LITTLE VIEW: Pan African struck gold to buy mines


Investing in the gold mining sector comes with its ups and downs.

While throwing your weight behind the time-honour-the-machine can produce promising returns if all goes to plan, the rewards come with a significant risk factor.

Mining permits have been canceled and delayed, regional disputes, market volatility, and simply the results have been disappointing.

But that will be more rewarding as the risk premium increases in the right direction.

Remove it Pan AfricanThe Cobus Loots chief executive is approaching his 10th anniversary as the top dog at the gold producer in London and Johannesburg.

There have been several notable Pan African wins in recent months, including the buyout of Tennant Consolidated (TCMG), which is building a gold project in Australia’s Northern Territory.

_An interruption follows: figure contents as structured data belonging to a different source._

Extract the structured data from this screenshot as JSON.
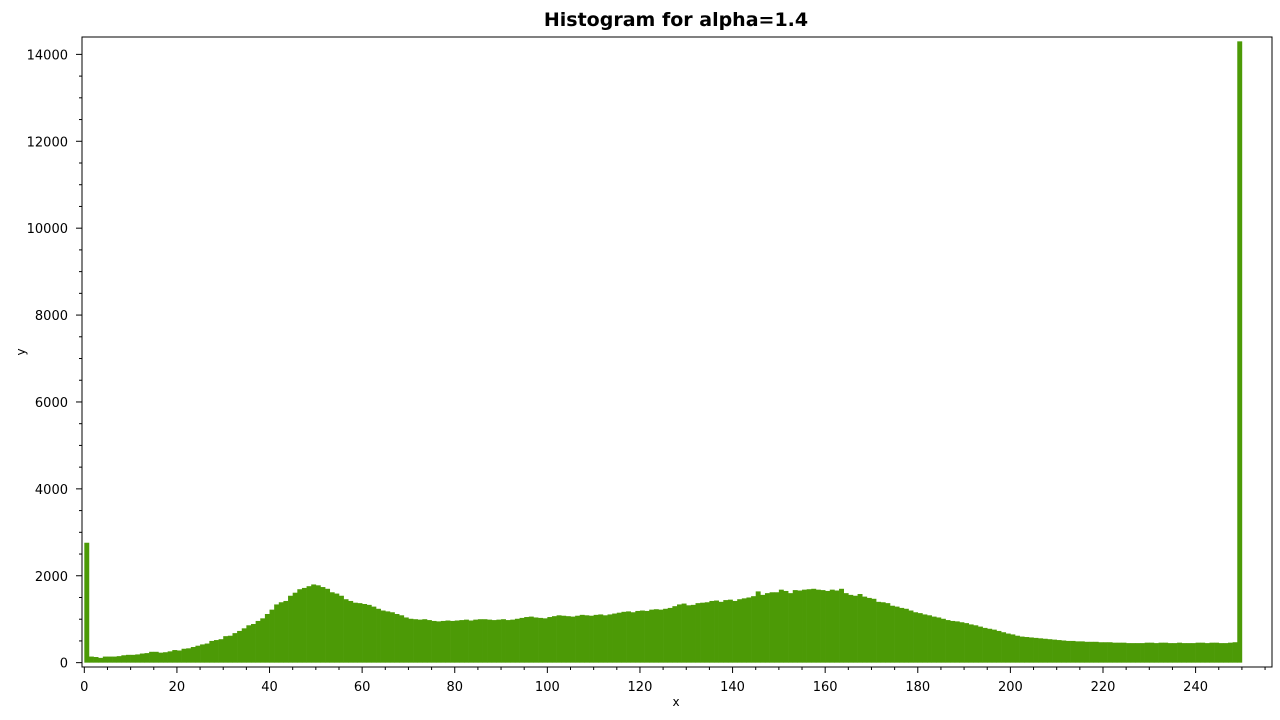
{
  "chart_data": {
    "type": "bar",
    "title": "Histogram for alpha=1.4",
    "xlabel": "x",
    "ylabel": "y",
    "xlim": [
      -0.5,
      256.5
    ],
    "ylim": [
      -100,
      14400
    ],
    "x_ticks": [
      0,
      20,
      40,
      60,
      80,
      100,
      120,
      140,
      160,
      180,
      200,
      220,
      240
    ],
    "y_ticks": [
      0,
      2000,
      4000,
      6000,
      8000,
      10000,
      12000,
      14000
    ],
    "grid": false,
    "legend": "none",
    "bar_color": "#4c9a06",
    "bin_start": 0,
    "bin_width": 1,
    "values": [
      2760,
      140,
      130,
      110,
      140,
      140,
      140,
      150,
      170,
      180,
      180,
      190,
      210,
      220,
      250,
      250,
      230,
      240,
      260,
      290,
      280,
      320,
      330,
      360,
      390,
      420,
      440,
      500,
      520,
      540,
      610,
      620,
      680,
      730,
      790,
      860,
      890,
      960,
      1020,
      1120,
      1220,
      1340,
      1390,
      1420,
      1540,
      1610,
      1690,
      1720,
      1760,
      1800,
      1780,
      1740,
      1700,
      1620,
      1590,
      1540,
      1460,
      1420,
      1380,
      1370,
      1350,
      1330,
      1290,
      1240,
      1200,
      1180,
      1160,
      1120,
      1090,
      1040,
      1010,
      1000,
      990,
      1000,
      980,
      960,
      950,
      960,
      970,
      960,
      970,
      980,
      990,
      970,
      990,
      1000,
      1000,
      990,
      980,
      990,
      1000,
      980,
      990,
      1010,
      1030,
      1050,
      1060,
      1040,
      1030,
      1020,
      1050,
      1070,
      1090,
      1080,
      1070,
      1060,
      1080,
      1100,
      1090,
      1080,
      1100,
      1110,
      1090,
      1110,
      1130,
      1150,
      1170,
      1180,
      1160,
      1190,
      1200,
      1190,
      1220,
      1230,
      1220,
      1240,
      1260,
      1300,
      1340,
      1360,
      1320,
      1330,
      1370,
      1380,
      1390,
      1420,
      1430,
      1400,
      1440,
      1450,
      1420,
      1460,
      1480,
      1500,
      1530,
      1640,
      1560,
      1600,
      1620,
      1620,
      1680,
      1650,
      1600,
      1670,
      1660,
      1680,
      1690,
      1700,
      1680,
      1670,
      1650,
      1680,
      1660,
      1700,
      1600,
      1560,
      1540,
      1580,
      1520,
      1490,
      1470,
      1400,
      1390,
      1370,
      1310,
      1290,
      1260,
      1240,
      1200,
      1160,
      1140,
      1110,
      1090,
      1060,
      1040,
      1010,
      980,
      960,
      950,
      930,
      910,
      880,
      860,
      830,
      800,
      780,
      760,
      730,
      700,
      670,
      650,
      620,
      600,
      590,
      580,
      570,
      560,
      550,
      540,
      530,
      520,
      510,
      500,
      500,
      490,
      490,
      480,
      480,
      480,
      470,
      470,
      470,
      460,
      460,
      460,
      450,
      450,
      450,
      450,
      460,
      460,
      450,
      460,
      460,
      450,
      450,
      460,
      450,
      450,
      450,
      460,
      460,
      450,
      460,
      460,
      450,
      450,
      460,
      470,
      14300
    ]
  }
}
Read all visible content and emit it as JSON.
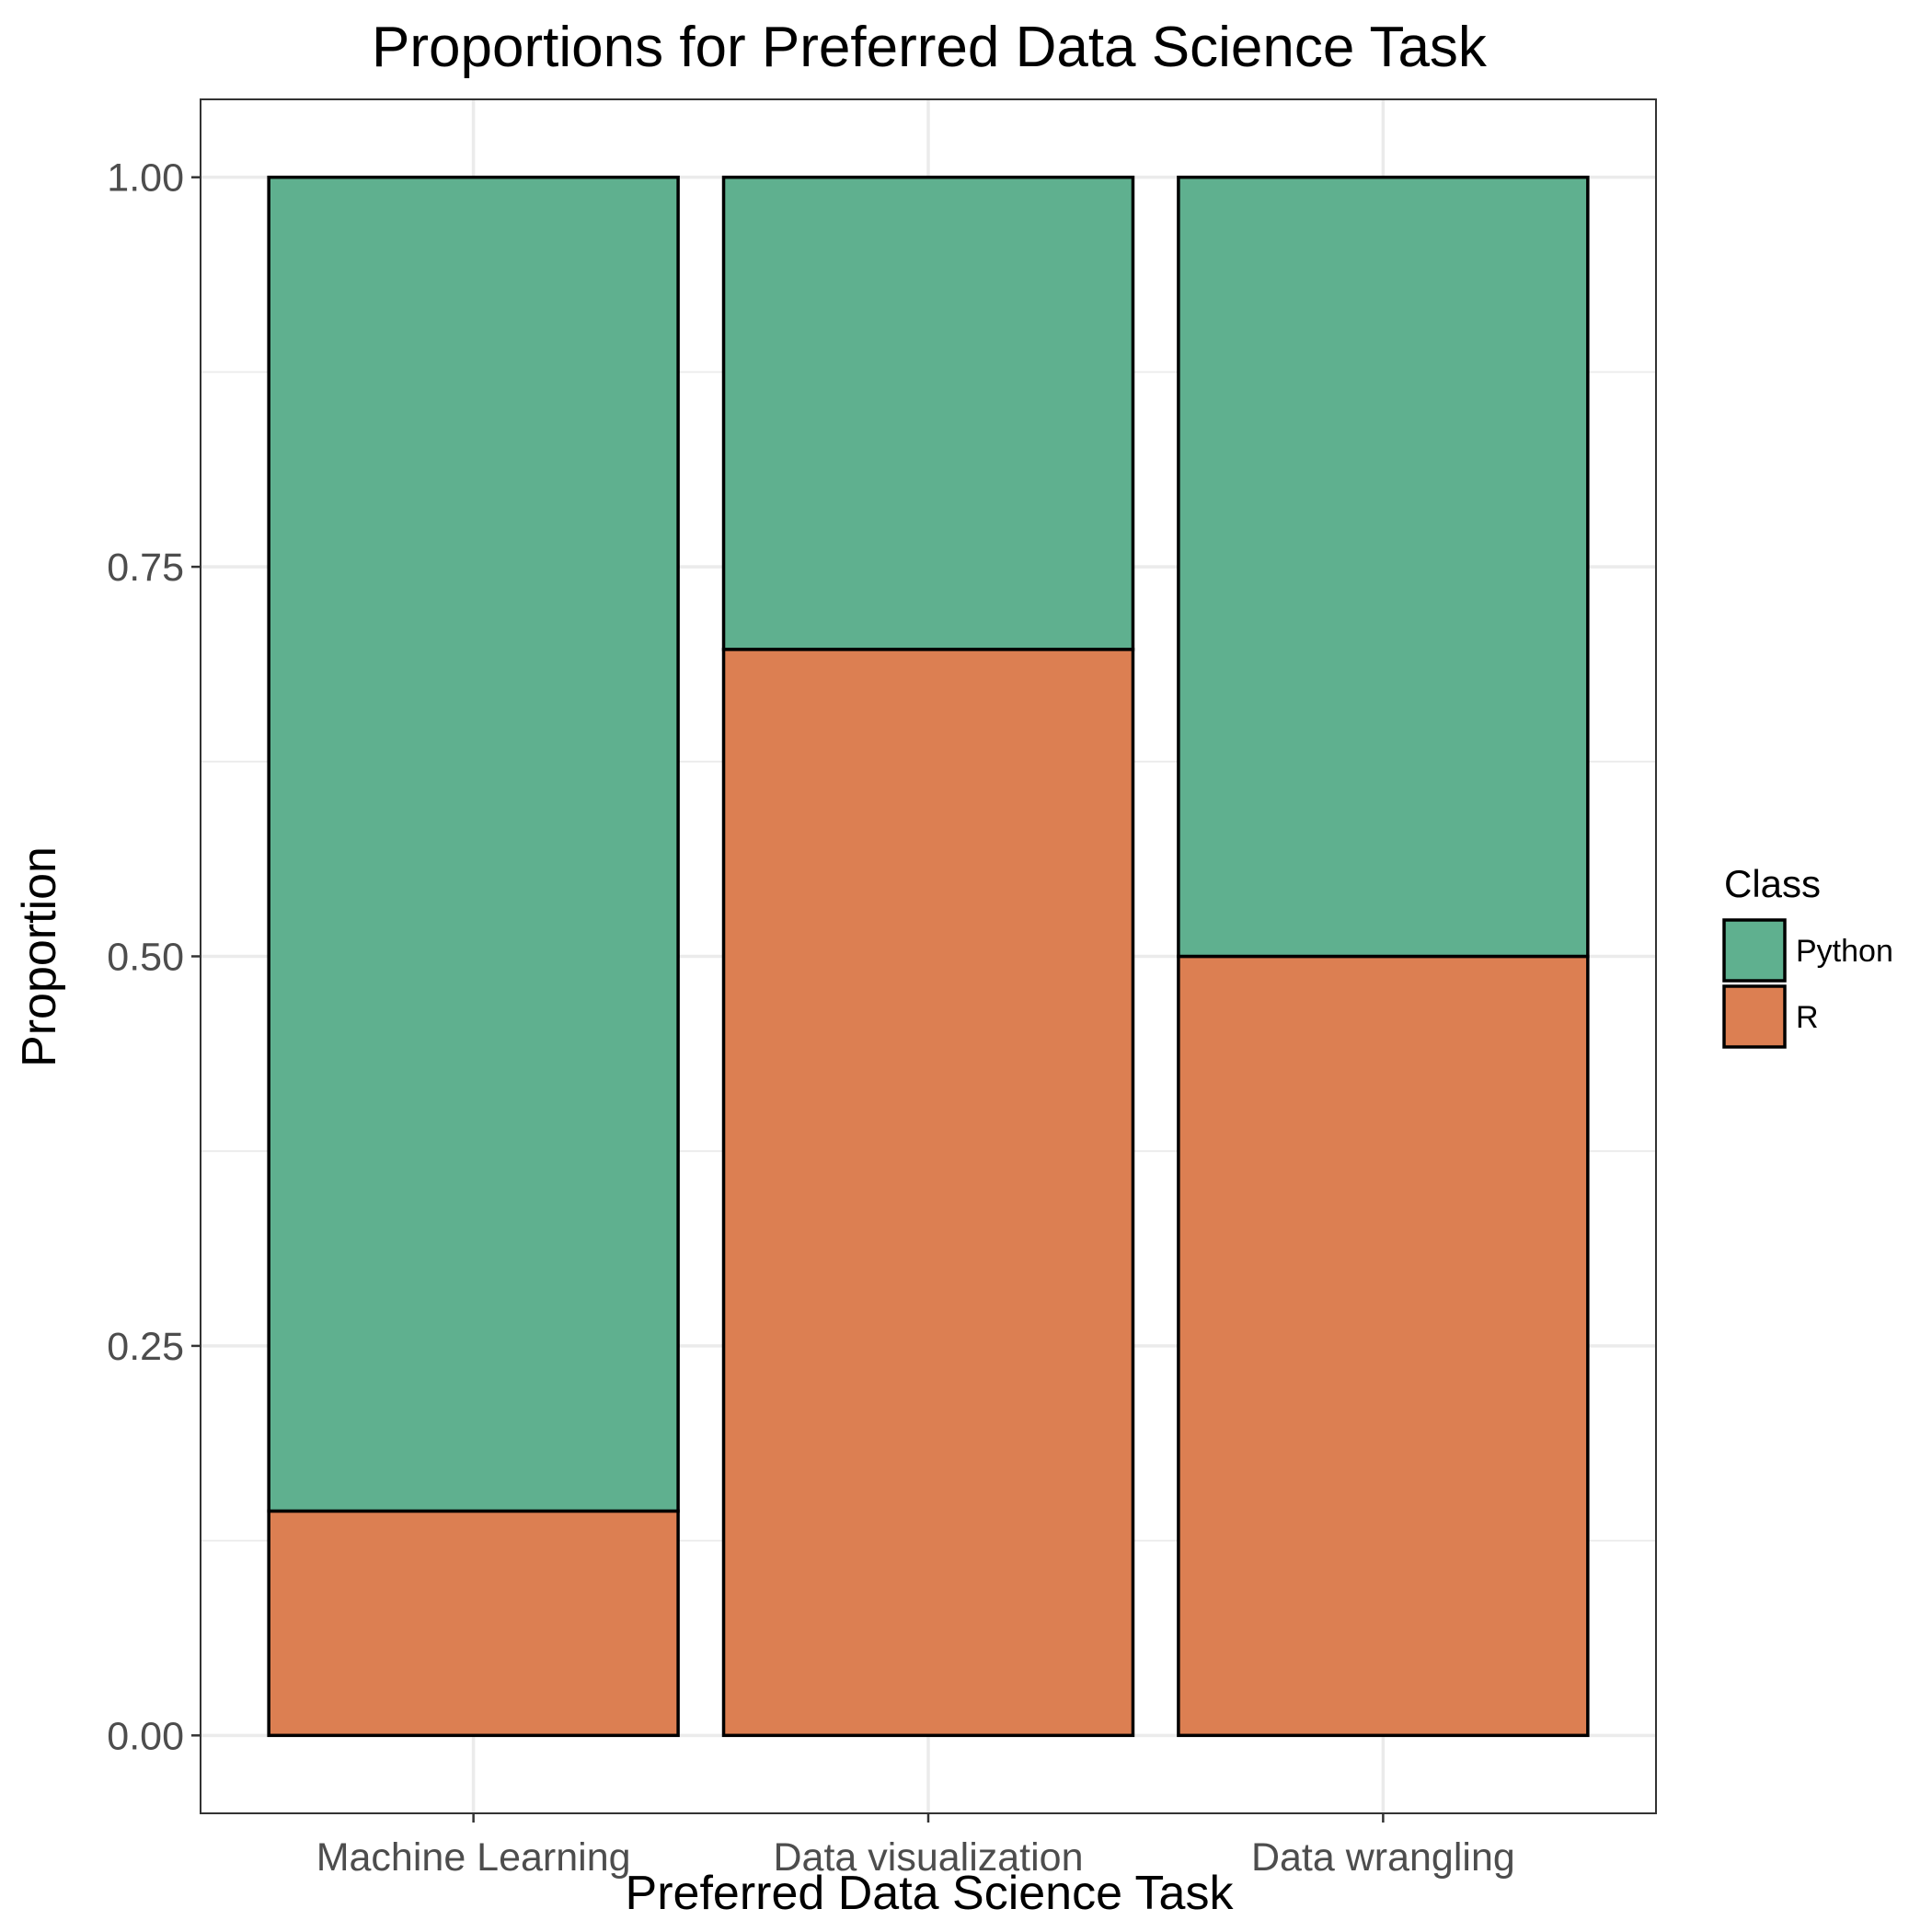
{
  "chart_data": {
    "type": "bar",
    "stacked": true,
    "title": "Proportions for Preferred Data Science Task",
    "xlabel": "Preferred Data Science Task",
    "ylabel": "Proportion",
    "categories": [
      "Machine Learning",
      "Data visualization",
      "Data wrangling"
    ],
    "series": [
      {
        "name": "Python",
        "color": "#5fb08f",
        "values": [
          0.856,
          0.303,
          0.5
        ]
      },
      {
        "name": "R",
        "color": "#dc7f52",
        "values": [
          0.144,
          0.697,
          0.5
        ]
      }
    ],
    "ylim": [
      -0.05,
      1.05
    ],
    "yticks": [
      0.0,
      0.25,
      0.5,
      0.75,
      1.0
    ],
    "ytick_labels": [
      "0.00",
      "0.25",
      "0.50",
      "0.75",
      "1.00"
    ],
    "grid": true,
    "legend": {
      "title": "Class",
      "position": "right"
    }
  }
}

Speaking about the acquisition with Proactive, Loots said it was ‘an opportunity to expand production, transform our business, reduce costs and achieve growth that we believe is worth it. right’.

Pan African recently announced the successful operation of the Mogale Tailings Retreatment (MTR) in South Africa.

According to the Pan African boss, the takeover of Tennant Consolidated will increase production, diversify and reduce costs.

According to the Pan African boss, the takeover of Tennant Consolidated will increase production, diversify and reduce volatility

This project will expand the capabilities of Pan African production. But it’s more than that.

The 100-year history of South Africa’s great gold mining is etched into the landscape in the form of these traditional tailing shields.

Tails are gold mining products. A lot of stuff was left after the gold was taken out of the ground. These tailings are then disposed of in areas known as tailings dams.

They are not worthless. In fact, it is a gold mine, albeit of a very low grade.

Pan African is one of the three main companies that mine these tailings to extract the remaining gold.

About 0.3 grams of gold per ton is extracted from these tailings, and although recovery is only half the cost, the payoff makes the operation worthwhile.

‘Because it’s simple and efficient and scalable, it gives us these economies of scale,’ says Loots.

There’s also a big ESG angle, as you’re reducing legacy liabilities (and) consolidating residual tailings on new, new buildings, he added.

On average, it costs about $1,000 to produce an ounce of gold from an MTR tailings facility. Not bad when the price of gold is more than double.

This brings us to a great place.

By 2024 gold prices had reached an all-time high of $2,800 per ounce at the end of October.

Although prices have entered a correction phase, gold remains firm at $2,568 per ounce (as of November 15).

Gold hopes it can sustain these price increases in the year ahead, as Pan Africa has some high investment targets on its hands.

In the 2024 fiscal year that ends on June 30, Pan African has a measly 190,000 ounces from all its operations. The current production target is 215,000 ounces, a 16 percent increase over the previous year.

For next year? With the MTR running on a continuous slope and the Tennant Creek operation, ‘production will be close to 300,000 ounces’

Loots said.

To top it all off, Pan African is tapping into renewable energy to help maintain the margins it needs.

In fiscal year 2024, Pan African will get 6 percent of its energy needs from renewables (date one). The goal is to have a 30 percent renewable energy mix by 2030, although Loots sees it reaching 50 percent.

Along with many Pan African achievements every year, the share price has increased by 90 percent, but analysts believe that there is more to come.

“Given this recent growth trend, particularly with the MTR project offering low-cost growth and improved margins… we look forward to Pan Africa’s participation to a time when profitability will increase,” Berenberg analysts wrote in a trader’s note.

Loots said the Pan African acquisition has been completed for the time being, and the company will focus on capitalizing on the next year’s projects.

Despite the positive developments, some analysts believe that Pan African remains limited by the market.

In a recent trader statement, Peel Hunt accepted the 300,000-ounce-per-year rate offered by Pan African.

However with shares trading at a 4.1 forward price-to-EBITDA ratio at the time of writing, we don’t believe that growth from property development or upside will pay in ‘, said Peel Hunt investigators.

The stock was selling at 44p, they said.

As it stands, Pan African is striving for a mid-cap value with a current market capitalization of £744 million.